First, we anticipate higher resolution on a larger display to be built, and we believe this could be achieve using the tensor display architecture.
(click)And it would be also interesting to provide a multi-way correction for a shared display.
(click) extending the prefiltering to other applications like AR/VR, 3D content, or even cryptography can be very interesting
(click) and finally, we believe a more thorough theoretical analysis is required for higher order aberrations.
But even I just told you how to solve for the light field with a simple equation,
The frequency analysis is actually more interesting than the equation.
Let’s first look at the frequency domain light field,
For a in-focus diffuse object, its spectrum is simply a line.
But remember there is a pupil aperture blocking the light,
In the spatial domain it’s a multiplication with the pupil function
(click)And in the frequency domain it’s a “convolution” with the pupil response, which is a “sinc” function
Since the original light field spectrum is only a line,
(click)the convolution is just a spreading of the line vertically.

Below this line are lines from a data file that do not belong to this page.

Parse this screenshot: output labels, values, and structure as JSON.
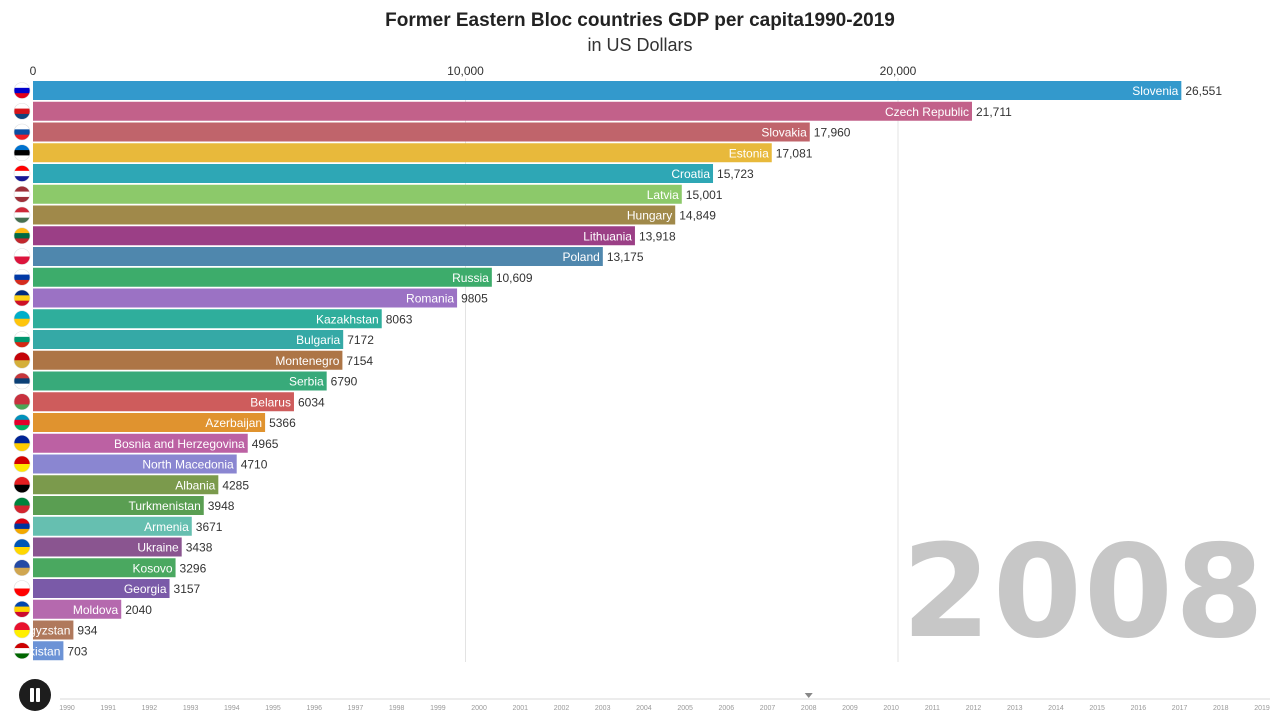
{
  "title": "Former Eastern Bloc countries GDP per capita1990-2019",
  "subtitle": "in US Dollars",
  "year": "2008",
  "controls": {
    "play_state": "paused",
    "current_year": "2008"
  },
  "chart_data": {
    "type": "bar",
    "orientation": "horizontal",
    "title": "Former Eastern Bloc countries GDP per capita1990-2019",
    "subtitle": "in US Dollars",
    "xlim": [
      0,
      30000
    ],
    "x_ticks": [
      0,
      10000,
      20000
    ],
    "x_tick_labels": [
      "0",
      "10,000",
      "20,000"
    ],
    "categories": [
      "Slovenia",
      "Czech Republic",
      "Slovakia",
      "Estonia",
      "Croatia",
      "Latvia",
      "Hungary",
      "Lithuania",
      "Poland",
      "Russia",
      "Romania",
      "Kazakhstan",
      "Bulgaria",
      "Montenegro",
      "Serbia",
      "Belarus",
      "Azerbaijan",
      "Bosnia and Herzegovina",
      "North Macedonia",
      "Albania",
      "Turkmenistan",
      "Armenia",
      "Ukraine",
      "Kosovo",
      "Georgia",
      "Moldova",
      "Kyrgyzstan",
      "Tajikistan"
    ],
    "display_labels": [
      "Slovenia",
      "Czech Republic",
      "Slovakia",
      "Estonia",
      "Croatia",
      "Latvia",
      "Hungary",
      "Lithuania",
      "Poland",
      "Russia",
      "Romania",
      "Kazakhstan",
      "Bulgaria",
      "Montenegro",
      "Serbia",
      "Belarus",
      "Azerbaijan",
      "Bosnia and Herzegovina",
      "North Macedonia",
      "Albania",
      "Turkmenistan",
      "Armenia",
      "Ukraine",
      "Kosovo",
      "Georgia",
      "Moldova",
      "gyzstan",
      "kistan"
    ],
    "values": [
      26551,
      21711,
      17960,
      17081,
      15723,
      15001,
      14849,
      13918,
      13175,
      10609,
      9805,
      8063,
      7172,
      7154,
      6790,
      6034,
      5366,
      4965,
      4710,
      4285,
      3948,
      3671,
      3438,
      3296,
      3157,
      2040,
      934,
      703
    ],
    "value_labels": [
      "26,551",
      "21,711",
      "17,960",
      "17,081",
      "15,723",
      "15,001",
      "14,849",
      "13,918",
      "13,175",
      "10,609",
      "9805",
      "8063",
      "7172",
      "7154",
      "6790",
      "6034",
      "5366",
      "4965",
      "4710",
      "4285",
      "3948",
      "3671",
      "3438",
      "3296",
      "3157",
      "2040",
      "934",
      "703"
    ],
    "colors": [
      "#3399cc",
      "#c2618a",
      "#c0646b",
      "#e8b93b",
      "#2ea7b5",
      "#8cc96a",
      "#a0894a",
      "#9b3f86",
      "#4f87ad",
      "#3dac6b",
      "#9b72c4",
      "#2fae9c",
      "#35a9a6",
      "#ad7546",
      "#38aa7a",
      "#ce5c5c",
      "#e0932f",
      "#bc61a3",
      "#8a86d1",
      "#7b9a4c",
      "#5a9e52",
      "#66bfb0",
      "#8a5590",
      "#4aa860",
      "#7a5aa8",
      "#b569ae",
      "#b0795c",
      "#6c93d6"
    ],
    "flags": [
      [
        "#ffffff",
        "#0000cc",
        "#e2001a"
      ],
      [
        "#ffffff",
        "#d7141a",
        "#11457e"
      ],
      [
        "#ffffff",
        "#0b4ea2",
        "#ee1c25"
      ],
      [
        "#0072ce",
        "#000000",
        "#ffffff"
      ],
      [
        "#ff0000",
        "#ffffff",
        "#171796"
      ],
      [
        "#9e3039",
        "#ffffff",
        "#9e3039"
      ],
      [
        "#ce2939",
        "#ffffff",
        "#477050"
      ],
      [
        "#fdb913",
        "#006a44",
        "#c1272d"
      ],
      [
        "#ffffff",
        "#dc143c"
      ],
      [
        "#ffffff",
        "#0039a6",
        "#d52b1e"
      ],
      [
        "#002b7f",
        "#fcd116",
        "#ce1126"
      ],
      [
        "#00afca",
        "#fec50c"
      ],
      [
        "#ffffff",
        "#00966e",
        "#d62612"
      ],
      [
        "#c40308",
        "#d4af3a"
      ],
      [
        "#c6363c",
        "#0c4076",
        "#ffffff"
      ],
      [
        "#c8313e",
        "#c8313e",
        "#4aa657"
      ],
      [
        "#0092bc",
        "#e4002b",
        "#00af66"
      ],
      [
        "#002395",
        "#fecb00"
      ],
      [
        "#d20000",
        "#ffe600"
      ],
      [
        "#e41e20",
        "#000000"
      ],
      [
        "#00843d",
        "#d22630"
      ],
      [
        "#d90012",
        "#0033a0",
        "#f2a800"
      ],
      [
        "#0057b7",
        "#ffd700"
      ],
      [
        "#244aa5",
        "#d0a650"
      ],
      [
        "#ffffff",
        "#ff0000"
      ],
      [
        "#0046ae",
        "#ffd200",
        "#cc092f"
      ],
      [
        "#e8112d",
        "#ffef00"
      ],
      [
        "#cc0000",
        "#ffffff",
        "#006600"
      ]
    ],
    "timeline_years": [
      "1990",
      "1991",
      "1992",
      "1993",
      "1994",
      "1995",
      "1996",
      "1997",
      "1998",
      "1999",
      "2000",
      "2001",
      "2002",
      "2003",
      "2004",
      "2005",
      "2006",
      "2007",
      "2008",
      "2009",
      "2010",
      "2011",
      "2012",
      "2013",
      "2014",
      "2015",
      "2016",
      "2017",
      "2018",
      "2019"
    ]
  }
}
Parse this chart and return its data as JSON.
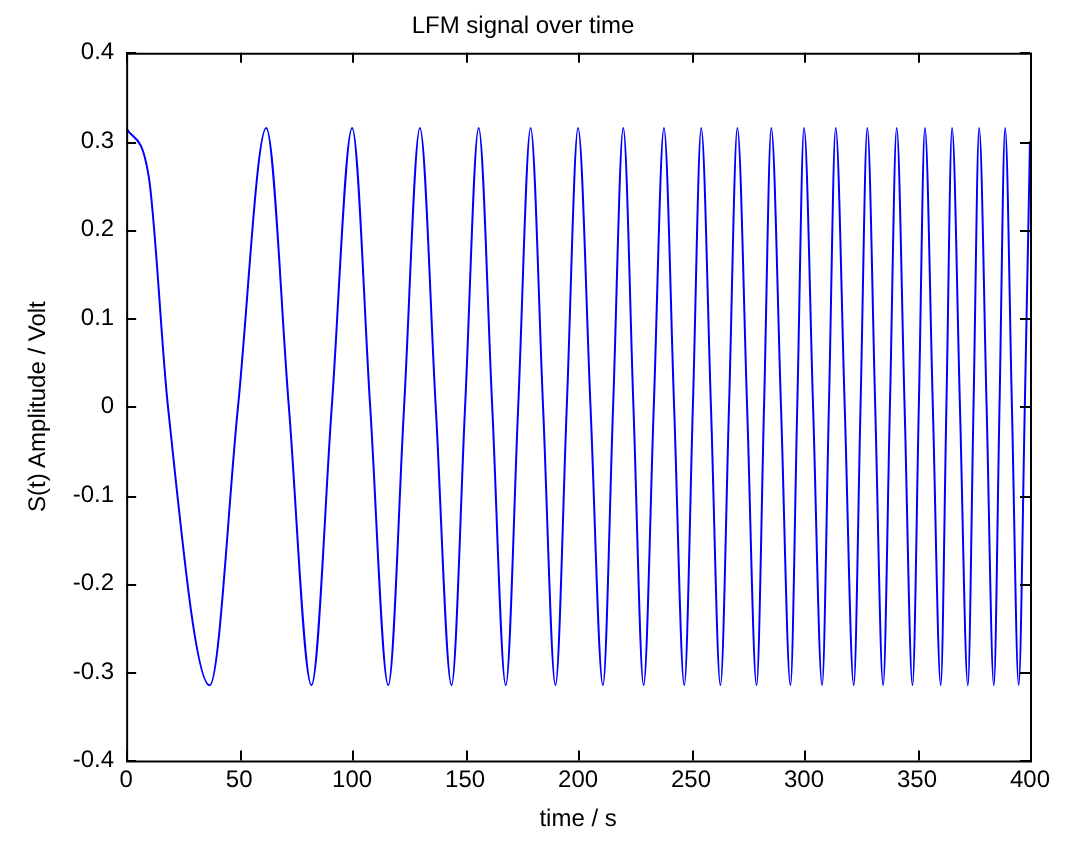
{
  "chart_data": {
    "type": "line",
    "title": "LFM signal over time",
    "xlabel": "time / s",
    "ylabel": "S(t) Amplitude / Volt",
    "xlim": [
      0,
      400
    ],
    "xticks": [
      0,
      50,
      100,
      150,
      200,
      250,
      300,
      350,
      400
    ],
    "ylim": [
      -0.4,
      0.4
    ],
    "yticks": [
      -0.4,
      -0.3,
      -0.2,
      -0.1,
      0,
      0.1,
      0.2,
      0.3,
      0.4
    ],
    "grid": false,
    "legend": false,
    "marker": "none",
    "line_style": "solid",
    "series": [
      {
        "color": "#0000ff",
        "x": [
          0,
          10,
          18.5,
          37,
          49.5,
          62,
          72,
          82,
          91,
          100,
          108,
          116,
          123,
          130,
          137,
          144,
          150,
          156,
          162,
          168,
          173.5,
          179,
          184.5,
          190,
          195,
          200,
          205.5,
          211,
          215.5,
          220,
          224.5,
          229,
          233.5,
          238,
          242.5,
          247,
          250.8,
          254.5,
          258.8,
          263,
          266.8,
          270.5,
          274.8,
          279,
          282.3,
          285.5,
          289.8,
          294,
          297,
          300,
          304,
          308,
          311,
          314,
          318,
          322,
          325,
          328,
          331.5,
          335,
          338,
          341,
          344.5,
          348,
          350.8,
          353.5,
          357,
          360.5,
          363,
          365.5,
          369,
          372.5,
          375,
          377.5,
          380.8,
          384,
          386.5,
          389,
          392,
          395,
          397.7,
          400
        ],
        "values": [
          0.315,
          0.26,
          0,
          -0.315,
          0,
          0.315,
          0,
          -0.315,
          0,
          0.315,
          0,
          -0.315,
          0,
          0.315,
          0,
          -0.315,
          0,
          0.315,
          0,
          -0.315,
          0,
          0.315,
          0,
          -0.315,
          0,
          0.315,
          0,
          -0.315,
          0,
          0.315,
          0,
          -0.315,
          0,
          0.315,
          0,
          -0.315,
          0,
          0.315,
          0,
          -0.315,
          0,
          0.315,
          0,
          -0.315,
          0,
          0.315,
          0,
          -0.315,
          0,
          0.315,
          0,
          -0.315,
          0,
          0.315,
          0,
          -0.315,
          0,
          0.315,
          0,
          -0.315,
          0,
          0.315,
          0,
          -0.315,
          0,
          0.315,
          0,
          -0.315,
          0,
          0.315,
          0,
          -0.315,
          0,
          0.315,
          0,
          -0.315,
          0,
          0.315,
          0,
          -0.315,
          0,
          0.3
        ]
      }
    ]
  }
}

The final step to obtain the image is the integration of light rays over the angular direction.
If you are familiar with computational tomography, the integration is a slicing in the freq. domain.
So the target image spectrum is the slicing on the axis.
For an out of focus diffuse object, its representation is sheared,
and so does its frequency spectrum.
If you just slice the axis, there will be nothing left except for the DC term.
But the spreading due to the pupil aperture will deliver some information to the slicing axis.
Unfortunately not all spatial frequencies are preserved, since the spreading is due to a “sinc” function.
In the multilayer prefiltering case, the missing frequencies are covered by the other layer, so you can still preserve all spatial frequencies
Finally, the light field display is a bit different,
You have a full convolution with the entire frequency spectrum, but you also have a lot more flexibility.